Anabelle Colaco
13 Jan 2026, 00:46 GMT+10
LAS VEGAS, Nevada: After years of expensive false starts, the self-driving car industry is regrouping around artificial intelligence and partnerships, as chipmakers, tech firms, and auto suppliers look for a more practical path toward autonomy.
At CES in Las Vegas this week, a series of tie-ups underscored that shift. Rather than betting billions on building fully autonomous systems alone, companies are increasingly pooling resources, sharing platforms, and leveraging AI to cut development costs and accelerate progress, even as automakers remain cautious about demand and profitability.
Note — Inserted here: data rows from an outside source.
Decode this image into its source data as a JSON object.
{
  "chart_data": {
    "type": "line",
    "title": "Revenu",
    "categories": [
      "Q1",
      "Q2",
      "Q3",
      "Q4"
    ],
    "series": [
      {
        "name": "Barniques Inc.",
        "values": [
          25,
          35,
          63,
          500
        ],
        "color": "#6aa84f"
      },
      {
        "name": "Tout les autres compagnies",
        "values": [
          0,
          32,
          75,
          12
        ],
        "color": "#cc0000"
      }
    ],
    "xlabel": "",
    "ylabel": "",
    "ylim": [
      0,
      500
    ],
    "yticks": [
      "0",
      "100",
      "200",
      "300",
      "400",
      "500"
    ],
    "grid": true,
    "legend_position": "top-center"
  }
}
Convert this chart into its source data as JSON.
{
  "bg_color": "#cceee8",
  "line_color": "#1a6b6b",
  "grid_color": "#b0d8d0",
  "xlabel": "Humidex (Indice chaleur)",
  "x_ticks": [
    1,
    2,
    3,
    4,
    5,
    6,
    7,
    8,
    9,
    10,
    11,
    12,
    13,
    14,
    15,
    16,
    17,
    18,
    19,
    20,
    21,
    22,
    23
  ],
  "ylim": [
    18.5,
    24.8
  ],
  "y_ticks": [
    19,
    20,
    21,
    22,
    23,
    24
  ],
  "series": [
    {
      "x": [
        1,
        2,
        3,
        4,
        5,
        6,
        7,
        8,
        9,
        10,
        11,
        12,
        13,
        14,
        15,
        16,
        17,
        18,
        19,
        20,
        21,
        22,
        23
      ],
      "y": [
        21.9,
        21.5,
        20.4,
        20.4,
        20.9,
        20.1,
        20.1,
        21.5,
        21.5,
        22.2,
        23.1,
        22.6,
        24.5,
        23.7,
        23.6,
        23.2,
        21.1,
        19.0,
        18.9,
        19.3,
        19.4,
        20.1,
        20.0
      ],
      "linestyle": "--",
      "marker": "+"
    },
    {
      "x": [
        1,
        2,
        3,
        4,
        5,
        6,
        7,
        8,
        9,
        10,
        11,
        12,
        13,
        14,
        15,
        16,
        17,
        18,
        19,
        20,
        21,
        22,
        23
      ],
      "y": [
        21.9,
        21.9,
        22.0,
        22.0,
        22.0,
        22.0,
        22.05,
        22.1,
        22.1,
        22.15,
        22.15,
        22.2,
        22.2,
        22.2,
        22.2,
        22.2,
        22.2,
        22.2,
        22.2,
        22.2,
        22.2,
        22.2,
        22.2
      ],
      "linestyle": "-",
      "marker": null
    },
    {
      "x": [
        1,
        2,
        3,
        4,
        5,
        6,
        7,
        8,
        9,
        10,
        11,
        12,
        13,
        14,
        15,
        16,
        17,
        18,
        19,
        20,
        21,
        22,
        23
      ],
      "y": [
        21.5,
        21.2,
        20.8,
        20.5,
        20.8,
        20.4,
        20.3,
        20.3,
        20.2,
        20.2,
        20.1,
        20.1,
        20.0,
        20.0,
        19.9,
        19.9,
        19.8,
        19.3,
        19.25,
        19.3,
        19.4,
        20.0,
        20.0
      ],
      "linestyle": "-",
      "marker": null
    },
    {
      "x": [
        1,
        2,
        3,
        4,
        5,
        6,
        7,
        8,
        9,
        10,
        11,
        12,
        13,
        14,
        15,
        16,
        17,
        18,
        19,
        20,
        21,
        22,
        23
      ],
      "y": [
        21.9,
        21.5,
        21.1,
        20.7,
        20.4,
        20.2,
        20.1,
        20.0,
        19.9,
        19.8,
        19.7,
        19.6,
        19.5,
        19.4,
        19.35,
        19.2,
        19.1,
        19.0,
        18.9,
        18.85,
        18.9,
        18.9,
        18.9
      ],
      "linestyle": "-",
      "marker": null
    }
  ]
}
The promise of cars that drive themselves has long been transformative, but delivering that technology safely on public roads has proven far more complex and more expensive than early boosters predicted. Only a handful of companies, including Alphabet's Waymo and Tesla, have persisted with largely in-house approaches. Others, such as General Motors and Ford Motor, have abandoned their own fully autonomous vehicle units after years of losses.
Now, suppliers and tech firms are stepping into the gap.
At CES, Amazon Web Services announced a deal with German supplier Aumovio to support the commercial rollout of self-driving vehicles. Autonomous trucking firm Kodiak AI said it had partnered with Bosch to scale up manufacturing of self-driving hardware and sensors. Nvidia unveiled its next-generation automotive platform, which will be used in a robotaxi alliance involving Lucid Group, Nuro and Uber.
Mercedes-Benz also said it would launch a new advanced driver-assistance system in the United States later this year, powered by Nvidia's chips, that allows vehicles to operate autonomously on city streets under driver supervision.
Artificial intelligence itself is becoming a critical development tool, not just the end product. By simulating scenarios and validating systems virtually, AI can reduce the need for expensive real-world testing.
AI and generative AI are acting as a "big accelerant" for the industry because it actually allows ... a significant amount of development and validation with significantly fewer resources," said Ozgur Tohumcu, general manager for automotive and manufacturing at Amazon Web Services.
Western automakers are also under pressure from China, where authorities last month approved two vehicles with Level 3 autonomous capabilities, allowing hands-off driving in certain conditions. The industry defines autonomy on a five-level scale, from basic driver assistance at Level 1 to fully self-driving at Level 5.
Still, many executives warn against overhyping the pace at which fully autonomous cars will become commonplace.
Jochen Hanebeck, CEO of German chipmaker Infineon, cautioned against what he called "market fantasy" around rapid progress to Level 5 autonomy. Automakers, he said, are more focused on revenue-generating Level 2 driver-assistance systems that require constant human attention.
"I don't see, really now, a tsunami flowing towards Level 5," Hanebeck said.
There has been a recent flurry of small robotaxi deployments announced across China, the United States, Europe, and the Middle East. But scaling those services to cover larger areas requires vast amounts of data, vehicles, and logistical support — "which is costly and expensive," said Jeremy McClain, head of system and software at Aumovio's autonomous mobility unit.
The industry's long history of hype still looms large. Tesla CEO Elon Musk famously predicted in 2019 that a million self-driving Teslas would be on the road within a year. Tesla only launched a limited robotaxi trial last year, six years later.
One enduring challenge is the sheer number of "edge cases" vehicles must handle. A human driver who sees a ball roll into the street instinctively slows, anticipating that a child might follow. A self-driving car reacts only once it detects the child.
Past failures have been costly. General Motors shut down its Cruise unit after years of losses, a process accelerated by an incident in which a Cruise vehicle struck and dragged a pedestrian.
Nvidia argues AI has now reached a point where it can address some of those weaknesses.
"There's some foundational pieces of technology that make us feel like we're there," said Ali Kani, general manager of Nvidia's automotive team.
Morgan Stanley analysts said Nvidia's new Alpamayo platform could give traditional automakers a boost and help them compete more effectively with Tesla, even if the electric vehicle maker remains years ahead.
Others see a familiar tech pattern emerging.
"In one way, you could almost see Apple and Android playing out," said Russell Ong, former product lead at self-driving vehicle maker Zoox, likening Tesla's proprietary approach to Nvidia's open-source strategy that could unite its rivals.